Behind me, on a lounge chair, lay the gorgeous, dark, 20-year-old Parisian who had tried to kiss me earlier.  He was pretending to read in the dark and eventually fell asleep.

When he had corned me, I turned away and told him, “I can’t kiss everyone.”

“What does that mean?” he demanded, and I choose not to explain.  For how does one tell a stranger that there was another; that I cannot just give myself to anyone who wants me.

Alone, I stared at the moon, and gathered up my bags as the sun was rising.  Out the window of my cab, I tried to soak in the small, proud and quiet city, for I knew it was my last and only look.

And I wished that my flight was leaving Monday, and I wished that I had danced with the boy who I said goodbye to the day before, and I wished  that I didn’t wish anything because then I wouldn’t have met the wonderful people who made my last night in South America so special – who admired my courage to set off on my own.

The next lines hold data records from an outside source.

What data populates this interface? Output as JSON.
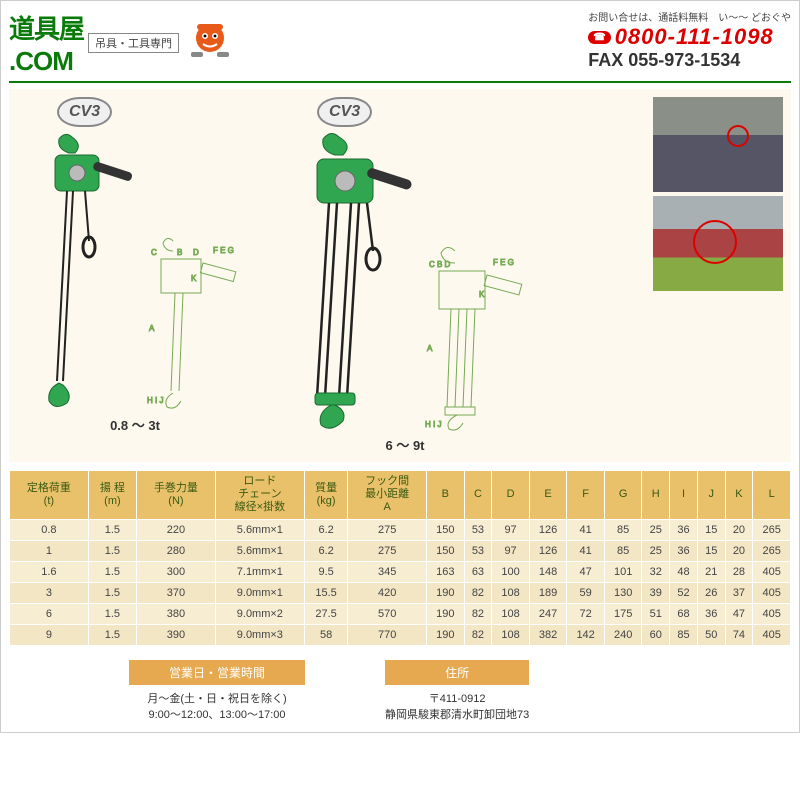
{
  "header": {
    "logo_line1": "道具屋",
    "logo_line2": ".COM",
    "tagline": "吊具・工具専門",
    "ruby": "い～～ どおぐや",
    "contact_note": "お問い合せは、通話料無料",
    "phone_label": "☎",
    "phone": "0800-111-1098",
    "fax": "FAX 055-973-1534"
  },
  "product": {
    "badge": "CV3",
    "range_a": "0.8 ～ 3t",
    "range_b": "6 ～ 9t",
    "hoist_body_color": "#2fa64f",
    "hoist_handle_color": "#333333",
    "chain_color": "#222222",
    "hook_color": "#2fa64f",
    "diagram_background": "#fdf9ef"
  },
  "table": {
    "headers": [
      "定格荷重\n(t)",
      "揚 程\n(m)",
      "手巻力量\n(N)",
      "ロード\nチェーン\n線径×掛数",
      "質量\n(kg)",
      "フック間\n最小距離\nA",
      "B",
      "C",
      "D",
      "E",
      "F",
      "G",
      "H",
      "I",
      "J",
      "K",
      "L"
    ],
    "rows": [
      [
        "0.8",
        "1.5",
        "220",
        "5.6mm×1",
        "6.2",
        "275",
        "150",
        "53",
        "97",
        "126",
        "41",
        "85",
        "25",
        "36",
        "15",
        "20",
        "265"
      ],
      [
        "1",
        "1.5",
        "280",
        "5.6mm×1",
        "6.2",
        "275",
        "150",
        "53",
        "97",
        "126",
        "41",
        "85",
        "25",
        "36",
        "15",
        "20",
        "265"
      ],
      [
        "1.6",
        "1.5",
        "300",
        "7.1mm×1",
        "9.5",
        "345",
        "163",
        "63",
        "100",
        "148",
        "47",
        "101",
        "32",
        "48",
        "21",
        "28",
        "405"
      ],
      [
        "3",
        "1.5",
        "370",
        "9.0mm×1",
        "15.5",
        "420",
        "190",
        "82",
        "108",
        "189",
        "59",
        "130",
        "39",
        "52",
        "26",
        "37",
        "405"
      ],
      [
        "6",
        "1.5",
        "380",
        "9.0mm×2",
        "27.5",
        "570",
        "190",
        "82",
        "108",
        "247",
        "72",
        "175",
        "51",
        "68",
        "36",
        "47",
        "405"
      ],
      [
        "9",
        "1.5",
        "390",
        "9.0mm×3",
        "58",
        "770",
        "190",
        "82",
        "108",
        "382",
        "142",
        "240",
        "60",
        "85",
        "50",
        "74",
        "405"
      ]
    ],
    "header_bg": "#e9c16a",
    "header_text": "#3a5a12",
    "row_bg_odd": "#f7edd2",
    "row_bg_even": "#f3e6c4"
  },
  "footer": {
    "hours_head": "営業日・営業時間",
    "hours_line1": "月～金(土・日・祝日を除く)",
    "hours_line2": "9:00～12:00、13:00～17:00",
    "address_head": "住所",
    "address_line1": "〒411-0912",
    "address_line2": "静岡県駿東郡清水町卸団地73",
    "head_bg": "#e6a94f"
  }
}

Who told me that I should be proud of myself, who stood on the steps in front of the hostel and waved goodbye, who shouted again and again, “Buen Viaje!”

Now and Then

18 Oct

You walk away from everything like you always do.  You can never walk away quietly; it is always fire.

You wonder why you are like this – why it has to be this way, but then you know that you never want anything to come back to.

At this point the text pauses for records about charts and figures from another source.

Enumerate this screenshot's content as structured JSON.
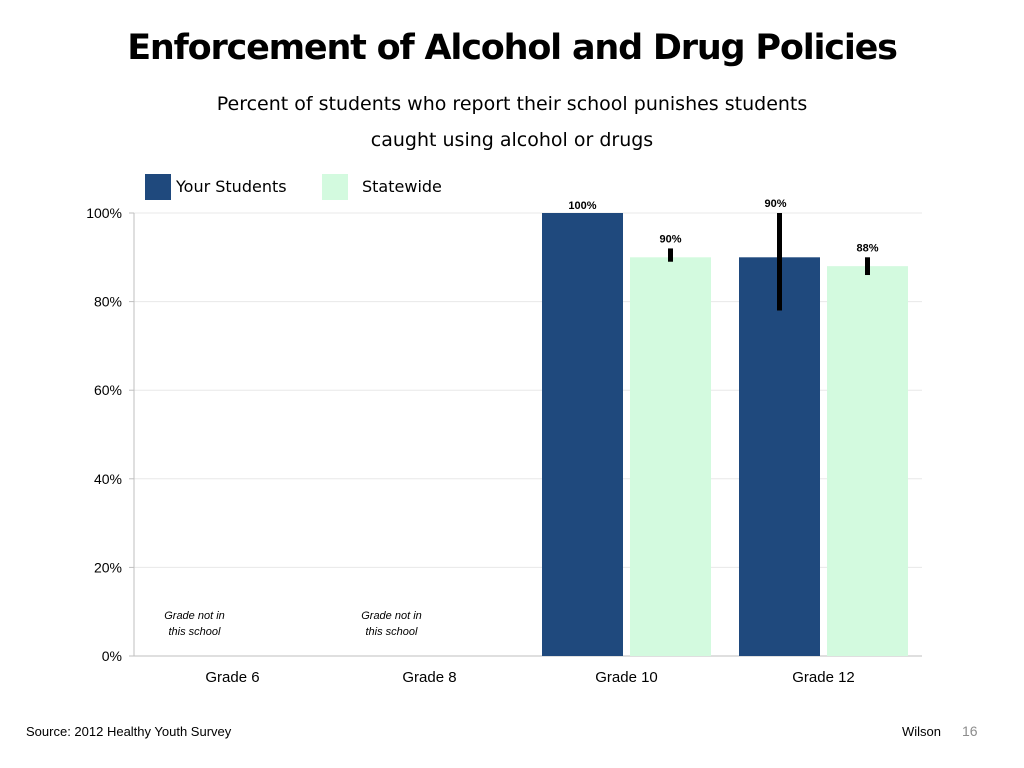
{
  "slide": {
    "title": "Enforcement of Alcohol and Drug Policies",
    "subtitle_line1": "Percent of students who report their school punishes students",
    "subtitle_line2": "caught using alcohol or drugs",
    "source": "Source: 2012 Healthy Youth Survey",
    "author": "Wilson",
    "page_number": "16"
  },
  "colors": {
    "your_students": "#1f497d",
    "statewide": "#d3fadf",
    "error_bar": "#000000",
    "gridline": "#e8e8e8",
    "axis": "#bfbfbf"
  },
  "chart_data": {
    "type": "bar",
    "categories": [
      "Grade 6",
      "Grade 8",
      "Grade 10",
      "Grade 12"
    ],
    "ylim": [
      0,
      100
    ],
    "yticks": [
      0,
      20,
      40,
      60,
      80,
      100
    ],
    "ytick_labels": [
      "0%",
      "20%",
      "40%",
      "60%",
      "80%",
      "100%"
    ],
    "legend_position": "top-left",
    "grid": true,
    "series": [
      {
        "name": "Your Students",
        "color": "#1f497d",
        "values": [
          null,
          null,
          100,
          90
        ],
        "labels": [
          "",
          "",
          "100%",
          "90%"
        ],
        "error_low": [
          null,
          null,
          null,
          78
        ],
        "error_high": [
          null,
          null,
          null,
          100
        ]
      },
      {
        "name": "Statewide",
        "color": "#d3fadf",
        "values": [
          null,
          null,
          90,
          88
        ],
        "labels": [
          "",
          "",
          "90%",
          "88%"
        ],
        "error_low": [
          null,
          null,
          89,
          86
        ],
        "error_high": [
          null,
          null,
          92,
          90
        ]
      }
    ],
    "annotations": [
      {
        "category": "Grade 6",
        "line1": "Grade not in",
        "line2": "this school"
      },
      {
        "category": "Grade 8",
        "line1": "Grade not in",
        "line2": "this school"
      }
    ]
  }
}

This is how your life is – one circle of flames on top of the other, spiraling up toward some purpose you hope is waiting for you.

Because that must be it, and if it isn’t, at least you burn.

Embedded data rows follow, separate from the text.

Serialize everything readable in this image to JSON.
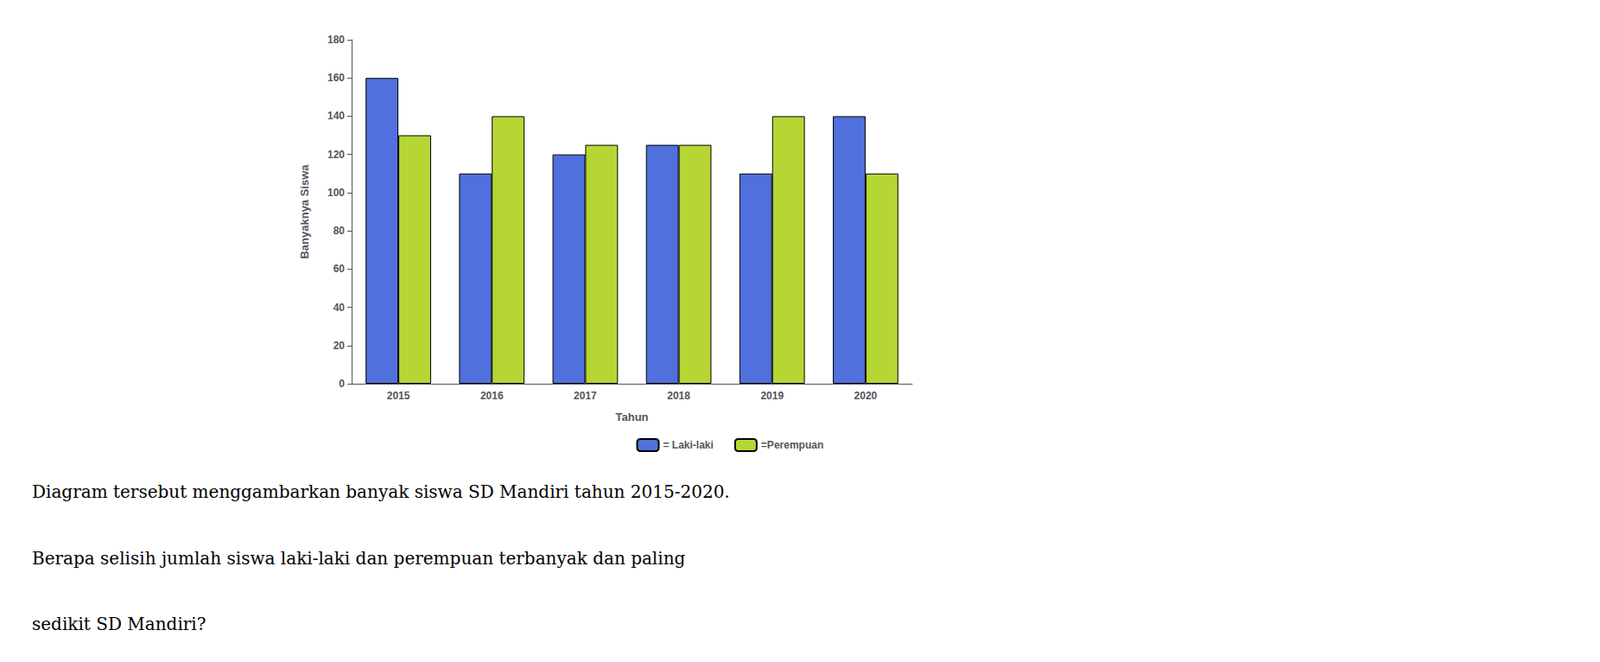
{
  "chart_data": {
    "type": "bar",
    "xlabel": "Tahun",
    "ylabel": "Banyaknya Siswa",
    "categories": [
      "2015",
      "2016",
      "2017",
      "2018",
      "2019",
      "2020"
    ],
    "series": [
      {
        "name": "= Laki-laki",
        "values": [
          160,
          110,
          120,
          125,
          110,
          140
        ]
      },
      {
        "name": "=Perempuan",
        "values": [
          130,
          140,
          125,
          125,
          140,
          110
        ]
      }
    ],
    "ylim": [
      0,
      180
    ],
    "yticks": [
      0,
      20,
      40,
      60,
      80,
      100,
      120,
      140,
      160,
      180
    ],
    "grid": false,
    "legend": "bottom",
    "annotations": [
      "Diagram tersebut menggambarkan banyak siswa SD Mandiri tahun 2015-2020.",
      "Berapa selisih jumlah siswa laki-laki dan perempuan terbanyak dan paling",
      "sedikit SD Mandiri?"
    ]
  }
}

And as you watch your former lives fall away you know that you feel younger now than you did then.  And you know this time the finger on the match was yours.

And you know now new flames are being lit within, connecting back into the belief that all that you thought you were capable of is still there.

This is your responsibility; to grasp onto your own inner belief, grasp onto what you belief you can provide to serve wherever you land.

But you don’t know where that is, and you don’t know how long you’ll drift, and you don’t know how long you will want to be alone, free and beholden to none.

You only know now is the reckoning, or the change, or the space that you needed to look back at your own creation; to look back at all you destroyed and walked away from; to look back and see what’s left of you when you return.

For now it is disconnection, uneven terrain, passion and silence.  It is a pen in a hand and paper that no one will read.

It is stories that won’t ever be told; it is cities that have no return.  It is a map to nowhere and a destination that is foggy; it is the echoes between the mountains, in valleys that reflect back the sound of your own making.

A Haphazard Beginning

17 Sep

I’m sitting here hours before my journey and a few  things just don’t seem right. The space bar on my new, yet crappy, computer doesn’t really seem to work.  I know this will affect my writing ability as it’s a pretty important key.  Also challenging is that the computer I bought is the wrong size.

Upon reflection it occurs to me that the box should have been the tell, and questions such as, “If it is supposed to be a mini why is the box so big?”  Or, “Why didn’t I do my research and buy a non-crappy computer weeks ago?” can’t help but cross my mind.

I don’t have answers to these questions, and I’m trying to ignore them as a sign of my ill-planned journey, but the truth is the whole thing feels somewhat haphazard.

I can’t really envision myself trudging up the Peruvian mountains with a pack that is half the size of me.  Especially because I’ve spent the past few weeks consuming more alcohol than I have the entire year.  Nor do I know how I’m going to get to Cartegena and Medellin, yet these are my chosen beginning destinations.

The only thing I have thus far is a ride from the airport and a place to stay in Bogota- so there’s my beginning.

As for the rest of it, we shall see.